Not only will this particular blog serve as super record keeping down the road, it’s also helping me get my thoughts and primary concerns ready for my appointment at the Multiple Sclerosis center of OHSU in Portland. That’s right. I got an appointment! This June. I researched the clinic while waiting for all of my paperwork to be filed. Which is another mystery in and of itself. My information was faxed over to the clinic in November/December. I got an appointment with Dr. River, my neurologist here, in January, so I didn’t pursue my application at OHSU as aggressively as I should have. Meghan, sweet Meghan, reminded me I needed to be brave and after speaking with this angel, I got courage and called the clinic to figure out the status of my junk. I had to get more information from Dr. River sent, a week went by. I was laying around the house feeling bad. Doing nothing. I called again. They need more paperwork. I was totally confused at what other paperwork they could want. Turns out, my chart was mixed up with someone else’s. After a very influential phone call from my sister at the doctor’s office here in town, OHSU called to offer me an appointment that very day. I was so shocked when the lady said she was calling to get me scheduled. I’m like, ‘Wait, what? Like, the doctor is going to see me? OH! MY! STARS!” I felt so redeemed. Thank you, Lord.

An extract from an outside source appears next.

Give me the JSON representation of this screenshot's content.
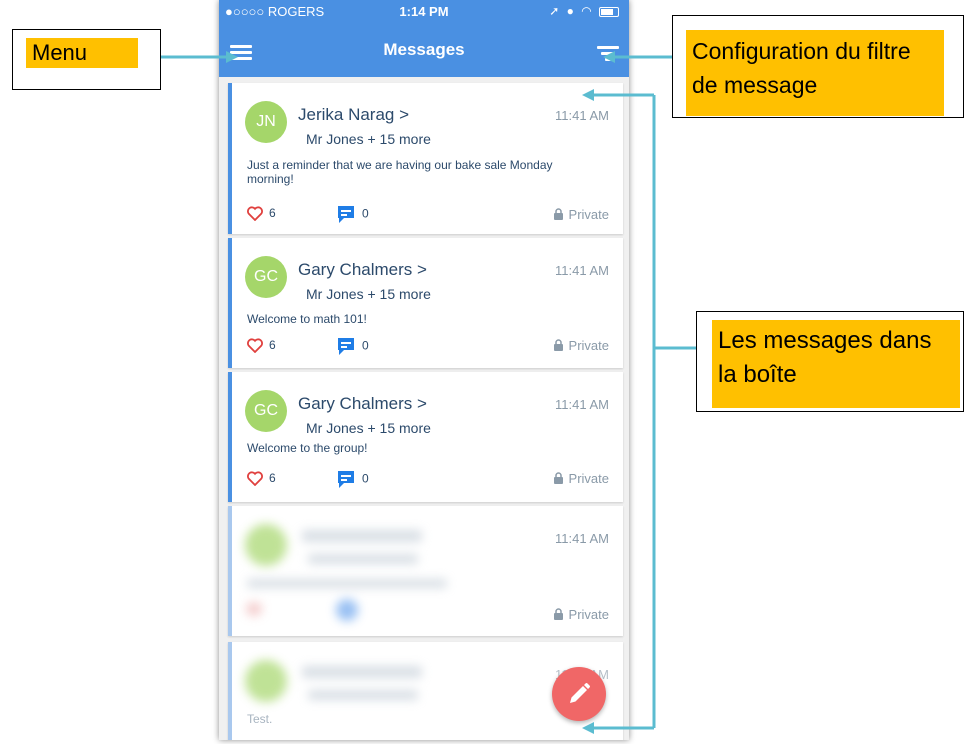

The doctor I was randomly paired up with is very knowledgeable in Multiple Sclerosis and Neuroimmunology. She has special interest in dietary influences on neurological disease processes. Um, could I not have found her at the most perfect time? I am totally prepped! 45 days, now, into a variant of the diet she advises for conjunctive MS therapy. I am so prayerful for this appointment.
At the same time, I am fully aware that I cannot rely on this doctor to fix this mess of mine. I know I can’t. I’ve been there before. I think the best strategy for my brains and my heart going into this is this: she is a part of my faith journey, a very intentional act of God. If she helps me, it is with divine guidance and wisdom from Him. I understand that this may be nothing more than a waste of fuel to drive to Portland, she may not even want to actually talk to me when I get there. She may be a jerkface. Regardless of what happens, I will go with the Lord, I will come back with the Lord, I will pray for the Lord’s hand to be in this, to lead me, to help me and to be with my doctor. My hope can only be in Him. I am so much closer to believing He is always with me. Amen.